Serve an Adequate Costs Budget, and Revise it if Necessary

Having regard to the interrelationship between Costs Management and proportionality, perhaps the single best way to protect the position on proportionality is to prepare a robust Costs Budget and, once it is approved, to ensure you remain within the budgeted allowances. While this will not preclude arguments on proportionality at detailed assessment, it will place your case in a much better position than if the budget has been exceeded, and establish a strong prima facie case that the costs are proportionate. To ensure that your Costs Budget is both adequate and persuasive, it is important that it is prepared by a suitably experienced Costs Lawyer who is capable of justifying the allowances sought at the CCMC.

Once the Costs Budget is approved, the level of costs being incurred will need to be monitored to ensure that the budgeted allowances are not exceeded. A Costs Lawyer can do this and the costs of doing so will be included within the recoverable 2% cap in Practice Direction 3E, 7.2(b). If there has been a significant development leading to increased costs, the Costs Budget will need to be revised accordingly.
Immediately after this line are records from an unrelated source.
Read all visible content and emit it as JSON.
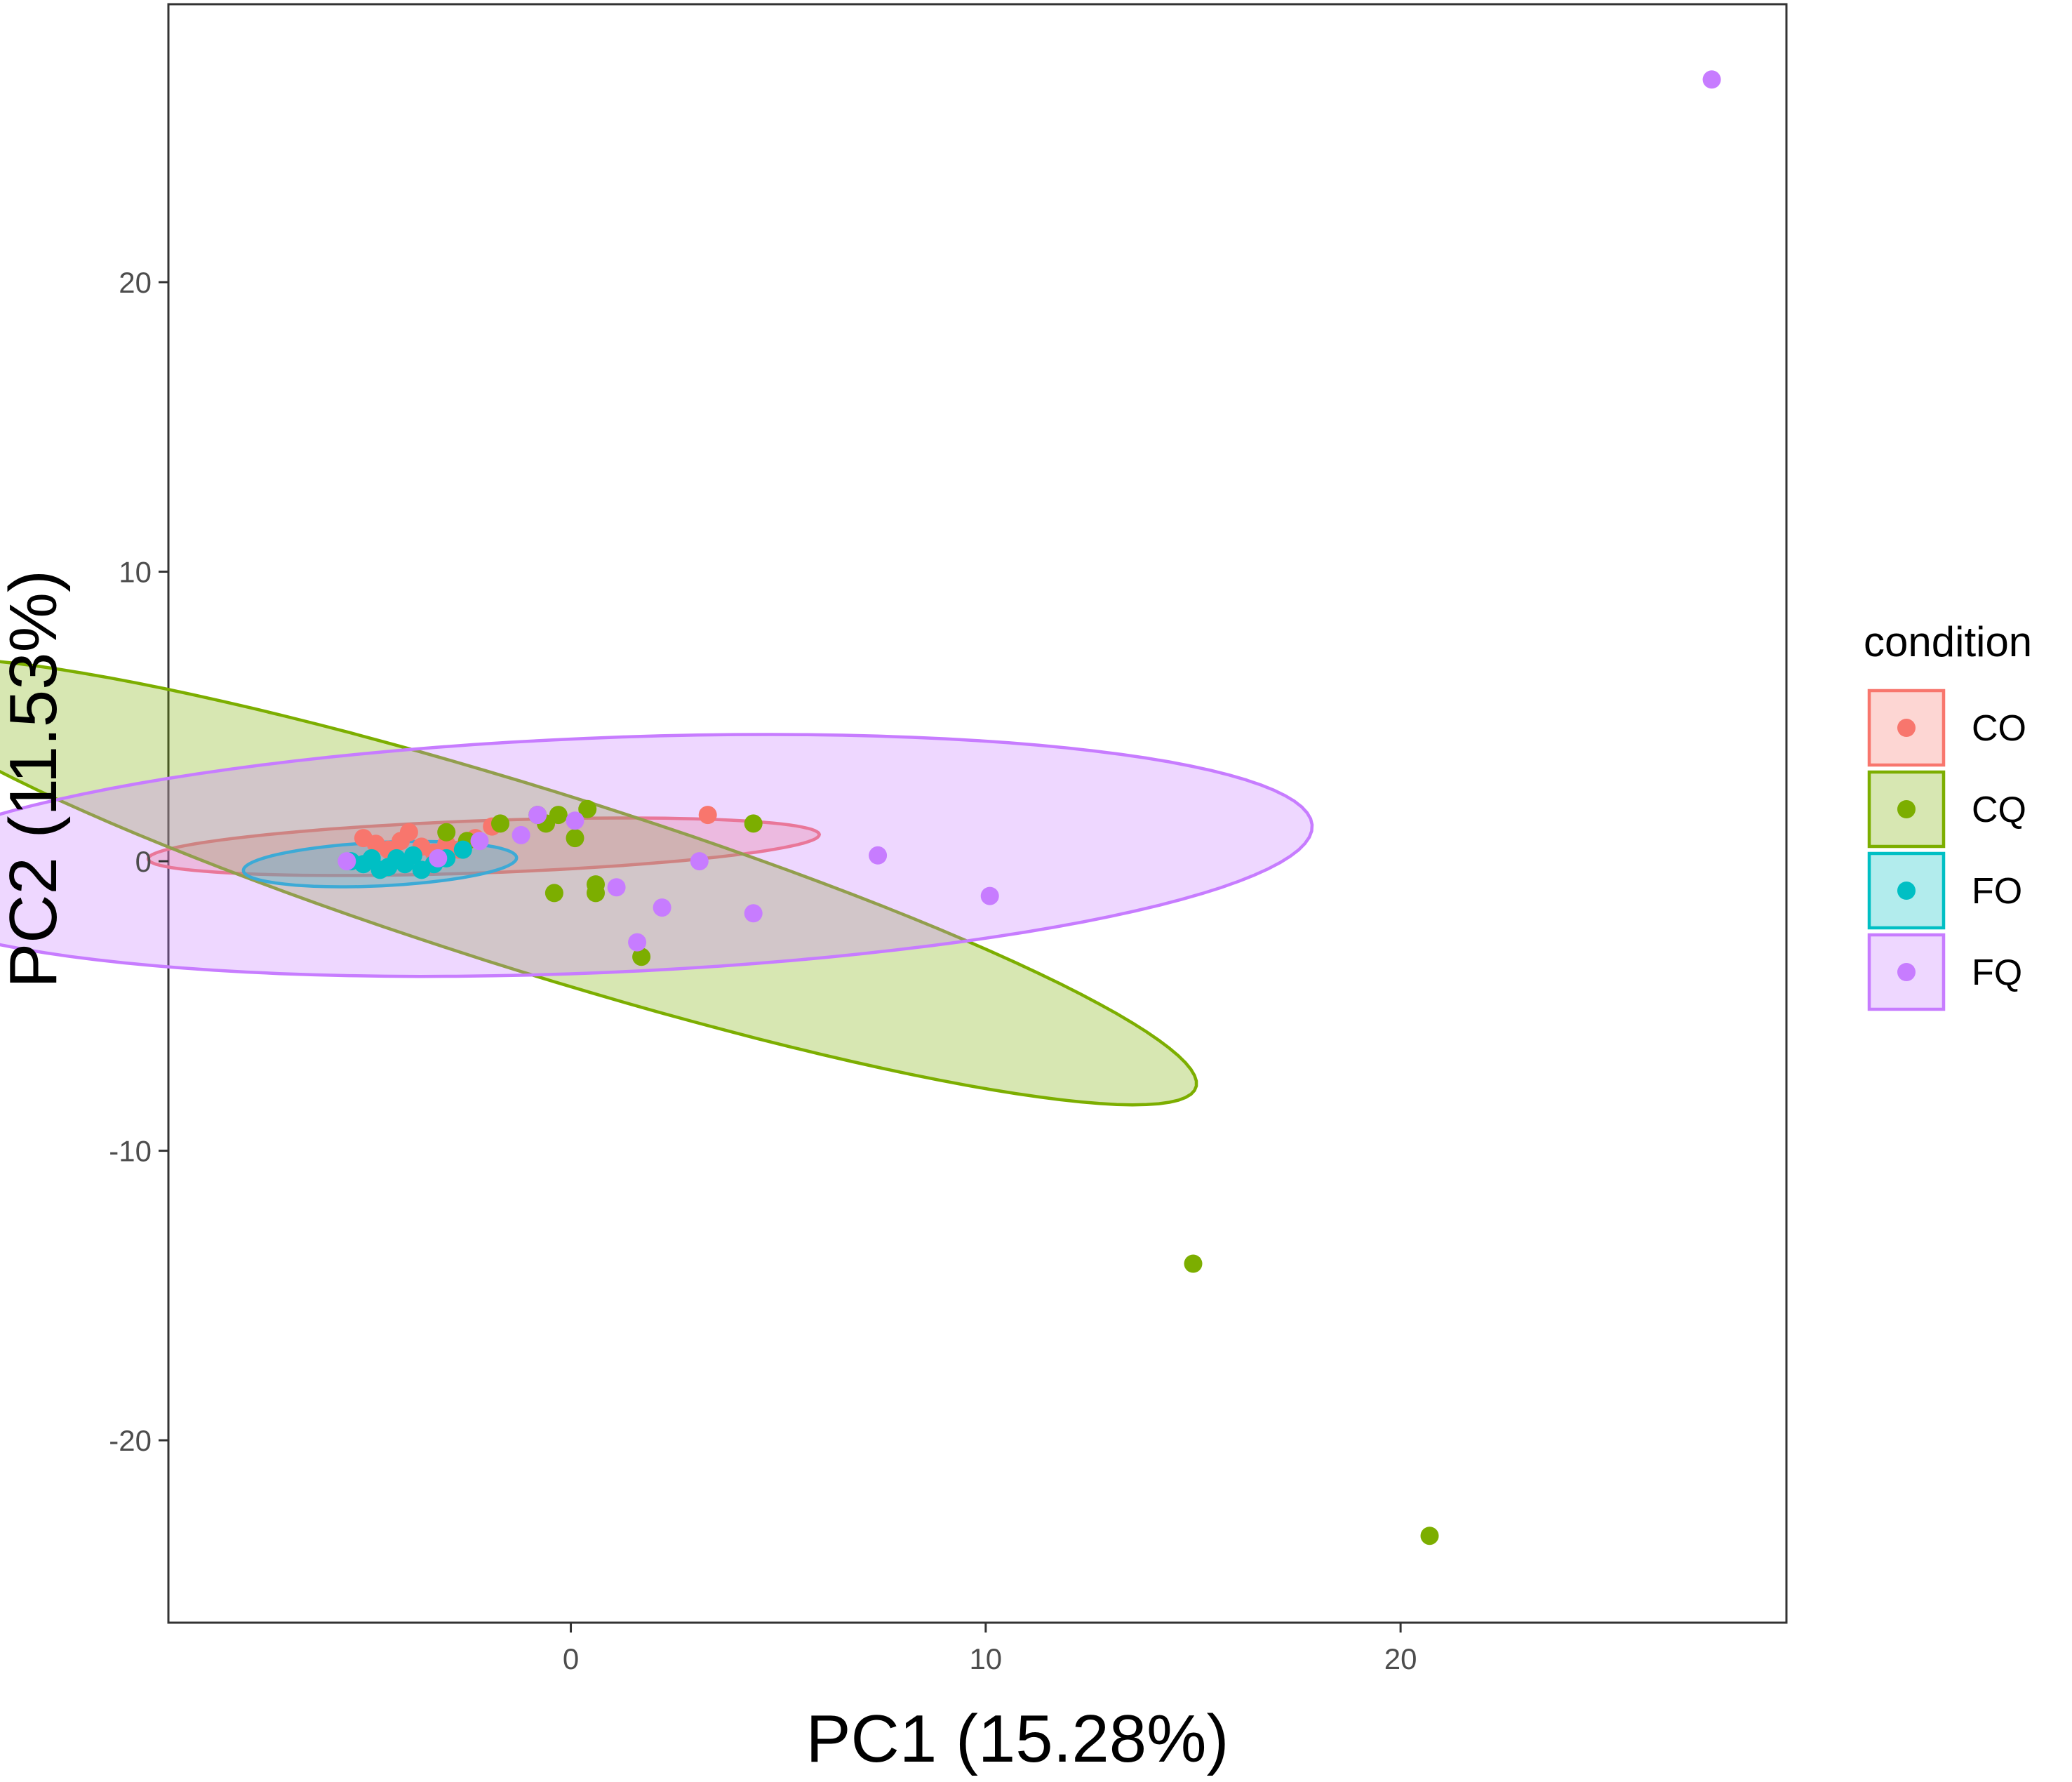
{
  "chart_data": {
    "type": "scatter",
    "xlabel": "PC1 (15.28%)",
    "ylabel": "PC2 (11.53%)",
    "xlim": [
      -9.7,
      29.3
    ],
    "ylim": [
      -26.3,
      29.6
    ],
    "x_ticks": [
      0,
      10,
      20
    ],
    "y_ticks": [
      -20,
      -10,
      0,
      10,
      20
    ],
    "grid": false,
    "legend": {
      "title": "condition",
      "position": "right"
    },
    "series": [
      {
        "name": "CO",
        "color": "#F8766D",
        "points": [
          [
            -5.0,
            0.8
          ],
          [
            -4.7,
            0.6
          ],
          [
            -4.4,
            0.4
          ],
          [
            -4.1,
            0.7
          ],
          [
            -3.9,
            1.0
          ],
          [
            -3.6,
            0.5
          ],
          [
            -3.3,
            0.3
          ],
          [
            -3.0,
            0.6
          ],
          [
            -2.7,
            0.4
          ],
          [
            -2.3,
            0.8
          ],
          [
            -1.9,
            1.2
          ],
          [
            3.3,
            1.6
          ]
        ],
        "ellipse": {
          "center": [
            -2.1,
            0.5
          ],
          "rx": 8.1,
          "ry": 0.9,
          "angle_deg": 3
        }
      },
      {
        "name": "CQ",
        "color": "#7CAE00",
        "points": [
          [
            -3.0,
            1.0
          ],
          [
            -2.5,
            0.7
          ],
          [
            -1.7,
            1.3
          ],
          [
            -0.8,
            1.6
          ],
          [
            -0.6,
            1.3
          ],
          [
            -0.3,
            1.6
          ],
          [
            0.1,
            0.8
          ],
          [
            0.4,
            1.8
          ],
          [
            -0.4,
            -1.1
          ],
          [
            0.6,
            -0.8
          ],
          [
            0.6,
            -1.1
          ],
          [
            1.7,
            -3.3
          ],
          [
            4.4,
            1.3
          ],
          [
            15.0,
            -13.9
          ],
          [
            20.7,
            -23.3
          ]
        ],
        "ellipse": {
          "center": [
            -0.8,
            -0.7
          ],
          "rx": 17.4,
          "ry": 3.0,
          "angle_deg": -24.5
        }
      },
      {
        "name": "FO",
        "color": "#00BFC4",
        "points": [
          [
            -5.3,
            0.0
          ],
          [
            -5.0,
            -0.1
          ],
          [
            -4.8,
            0.1
          ],
          [
            -4.6,
            -0.3
          ],
          [
            -4.4,
            -0.2
          ],
          [
            -4.2,
            0.1
          ],
          [
            -4.0,
            -0.1
          ],
          [
            -3.8,
            0.2
          ],
          [
            -3.6,
            -0.3
          ],
          [
            -3.3,
            -0.1
          ],
          [
            -3.0,
            0.1
          ],
          [
            -2.6,
            0.4
          ]
        ],
        "ellipse": {
          "center": [
            -4.6,
            -0.1
          ],
          "rx": 3.3,
          "ry": 0.75,
          "angle_deg": 4
        }
      },
      {
        "name": "FQ",
        "color": "#C77CFF",
        "points": [
          [
            -5.4,
            0.0
          ],
          [
            -3.2,
            0.1
          ],
          [
            -2.2,
            0.7
          ],
          [
            -1.2,
            0.9
          ],
          [
            -0.8,
            1.6
          ],
          [
            0.1,
            1.4
          ],
          [
            1.1,
            -0.9
          ],
          [
            1.6,
            -2.8
          ],
          [
            2.2,
            -1.6
          ],
          [
            3.1,
            0.0
          ],
          [
            4.4,
            -1.8
          ],
          [
            7.4,
            0.2
          ],
          [
            10.1,
            -1.2
          ],
          [
            27.5,
            27.0
          ]
        ],
        "ellipse": {
          "center": [
            0.6,
            0.2
          ],
          "rx": 17.3,
          "ry": 4.05,
          "angle_deg": 3.5
        }
      }
    ]
  }
}
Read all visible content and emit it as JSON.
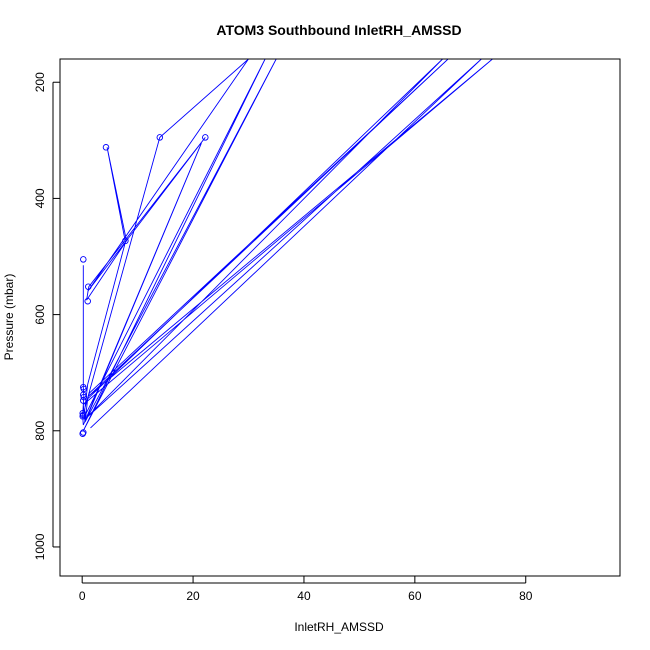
{
  "chart_data": {
    "type": "line",
    "title": "ATOM3 Southbound InletRH_AMSSD",
    "xlabel": "InletRH_AMSSD",
    "ylabel": "Pressure (mbar)",
    "xlim": [
      -4,
      97
    ],
    "ylim": [
      1050,
      160
    ],
    "y_reversed": true,
    "x_ticks": [
      "0",
      "20",
      "40",
      "60",
      "80"
    ],
    "y_ticks": [
      "200",
      "400",
      "600",
      "800",
      "1000"
    ],
    "line_color": "#0000ff",
    "series": [
      {
        "points": [
          [
            0.2,
            515
          ],
          [
            0.2,
            725
          ],
          [
            0.3,
            740
          ],
          [
            0.2,
            755
          ],
          [
            0.1,
            773
          ],
          [
            0.1,
            775
          ],
          [
            0.2,
            790
          ],
          [
            21.5,
            305
          ],
          [
            0.5,
            785
          ],
          [
            35,
            160
          ],
          [
            0.2,
            800
          ],
          [
            33,
            160
          ],
          [
            0.3,
            778
          ],
          [
            1.0,
            720
          ],
          [
            7.8,
            475
          ],
          [
            4.5,
            312
          ],
          [
            8.0,
            473
          ],
          [
            0.8,
            575
          ],
          [
            1.2,
            552
          ],
          [
            22.2,
            295
          ],
          [
            1.0,
            560
          ],
          [
            30,
            160
          ],
          [
            14,
            295
          ],
          [
            0.5,
            760
          ],
          [
            1.3,
            735
          ],
          [
            66,
            160
          ],
          [
            1.2,
            740
          ],
          [
            74,
            160
          ],
          [
            0.2,
            755
          ],
          [
            0.5,
            785
          ],
          [
            1.0,
            745
          ],
          [
            65,
            160
          ],
          [
            0.5,
            780
          ],
          [
            72,
            160
          ],
          [
            1.5,
            795
          ]
        ],
        "markers": [
          [
            0.2,
            505
          ],
          [
            4.3,
            312
          ],
          [
            14,
            295
          ],
          [
            22.2,
            295
          ],
          [
            7.8,
            473
          ],
          [
            1.1,
            552
          ],
          [
            1.0,
            577
          ],
          [
            0.2,
            725
          ],
          [
            0.3,
            728
          ],
          [
            0.2,
            738
          ],
          [
            0.3,
            742
          ],
          [
            0.2,
            748
          ],
          [
            0.1,
            770
          ],
          [
            0.2,
            773
          ],
          [
            0.1,
            775
          ],
          [
            0.2,
            803
          ],
          [
            0.1,
            805
          ]
        ]
      }
    ]
  }
}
Serve an Adequate and Persuasive Bill of Costs

A poorly drafted Bill of Costs, with a confusing, patchy narrative and scanty chronology, can do serious damage to your case on proportionality. The narrative needs to clearly demonstrate the complexities of the case, why costs were required to be incurred at a given level, and any features of the paying party’s conduct which served to increase costs. Excessively brief, or conversely, unhelpfully verbose narratives are too often seen. Similarly, the chronology should contain sufficient detail to understand the history of the case, and why given aspects of the costs were required to be incurred at a given time. The matters in issue, and the sums in issue, may fluctuate over the course of the claim, so the assessing judge will need a clear sense of how the claim progressed and the decisions that were taken over its conduct before they are able to resolve the question of proportionality in the receiving party’s favour.

As can be seen, proper account needs to be taken of proportionality at all stages. Should you require assistance or advice on proportionality or any other costs issue, Whittakers Legal Costs is on hand to help.


[1] Master Brown of the Senior Courts Costs Office has recently commented extra-judicially that proportionality needs to be considered at the beginning of the hearing, to inform the “line-by-line” assessment, albeit that no proportionality determination need be made at that point.